Le Prix de l'Association

Pour contribuer à donner aux travaux de recherche des élèves de l’Ecole du Louvre l’audience qu’ils méritent et aider à une première publication en histoire de l’art ou archéologie souvent difficile, l’Association a décidé d'encourager les jeunes chercheurs. C’est donc un prix annuel de 3000 euros qui sera remis au(x) lauréat(s).

Cette bourse est réservée aux élèves ou anciens élèves de l’Ecole du Louvre âgés de moins de 30 ans.
L’appel à candidature se fait par voie d’affichage dans le hall de l’Ecole et par l’envoi d’une lettre d’information au corps professoral. Les dossiers de candidature doivent être remis dans les deux mois suivant l’appel à candidature.

Le lauréat s’engage à publier son article ou son ouvrage dans la collection " Mémoires de recherche de l'Ecole du Louvre 2008 "

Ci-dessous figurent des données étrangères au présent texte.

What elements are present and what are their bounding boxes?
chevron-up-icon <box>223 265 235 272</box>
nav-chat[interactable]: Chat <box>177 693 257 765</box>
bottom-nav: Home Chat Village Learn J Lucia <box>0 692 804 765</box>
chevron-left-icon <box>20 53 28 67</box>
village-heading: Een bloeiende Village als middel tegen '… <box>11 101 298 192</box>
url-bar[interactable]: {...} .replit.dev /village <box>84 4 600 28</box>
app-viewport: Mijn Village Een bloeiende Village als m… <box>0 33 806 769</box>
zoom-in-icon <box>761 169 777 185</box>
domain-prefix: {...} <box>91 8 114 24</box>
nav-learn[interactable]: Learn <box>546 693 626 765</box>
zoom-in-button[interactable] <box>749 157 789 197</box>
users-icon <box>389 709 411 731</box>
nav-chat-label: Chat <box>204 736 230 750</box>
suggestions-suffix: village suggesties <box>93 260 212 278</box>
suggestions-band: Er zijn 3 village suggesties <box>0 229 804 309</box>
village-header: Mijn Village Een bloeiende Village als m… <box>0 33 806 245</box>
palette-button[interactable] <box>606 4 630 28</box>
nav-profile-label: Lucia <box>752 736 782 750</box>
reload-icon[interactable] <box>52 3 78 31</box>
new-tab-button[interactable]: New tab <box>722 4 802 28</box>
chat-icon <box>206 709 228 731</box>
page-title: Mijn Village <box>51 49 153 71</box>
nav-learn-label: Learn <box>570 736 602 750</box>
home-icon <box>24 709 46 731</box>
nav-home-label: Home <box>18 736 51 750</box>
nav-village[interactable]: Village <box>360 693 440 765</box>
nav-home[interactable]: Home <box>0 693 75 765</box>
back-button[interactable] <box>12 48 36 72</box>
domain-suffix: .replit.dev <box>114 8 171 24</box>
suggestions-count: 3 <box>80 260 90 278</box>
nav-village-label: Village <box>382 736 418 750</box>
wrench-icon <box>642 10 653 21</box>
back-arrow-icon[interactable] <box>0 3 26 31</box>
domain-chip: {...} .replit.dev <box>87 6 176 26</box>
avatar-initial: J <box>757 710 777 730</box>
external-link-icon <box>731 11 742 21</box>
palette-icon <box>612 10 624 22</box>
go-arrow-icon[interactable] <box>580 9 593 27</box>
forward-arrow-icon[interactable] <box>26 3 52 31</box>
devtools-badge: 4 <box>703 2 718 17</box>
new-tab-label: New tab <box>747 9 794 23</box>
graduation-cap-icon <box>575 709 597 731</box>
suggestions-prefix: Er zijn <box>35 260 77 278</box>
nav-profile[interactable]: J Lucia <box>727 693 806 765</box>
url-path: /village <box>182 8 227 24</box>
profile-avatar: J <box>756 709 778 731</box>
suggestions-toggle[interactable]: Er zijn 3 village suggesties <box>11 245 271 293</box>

PRIX DE L’ASSOCIATION DE L’ÉCOLE DU LOUVRE 2008

L’auteur, Laure Cadot est la deuxième lauréate du Prix de l’Association de l’École du Louvre 2008. Cet ouvrage est issu d’un mémoire de Recherche Appliquée de 2e cycle de l’École du Louvre qu’elle a soutenu le 27 juin 2006 devant un jury composé d’Hélène Guichard, conservateur du patrimoine, Centre de Recherche et de Restauration des Musées de France, Département/Restauration Archéologie égyptienne, directeur de mémoire, d’Anne Raggi, responsable de l’Atelier de restauration des momies et restes humains organiques du musée de l’Homme, Paris, Muséum national d’Histoire naturelle et de Claire Barbillon, maître de conférences, Paris Ouest-Nanterre La Défense, directrice des Études de l’École du Louvre.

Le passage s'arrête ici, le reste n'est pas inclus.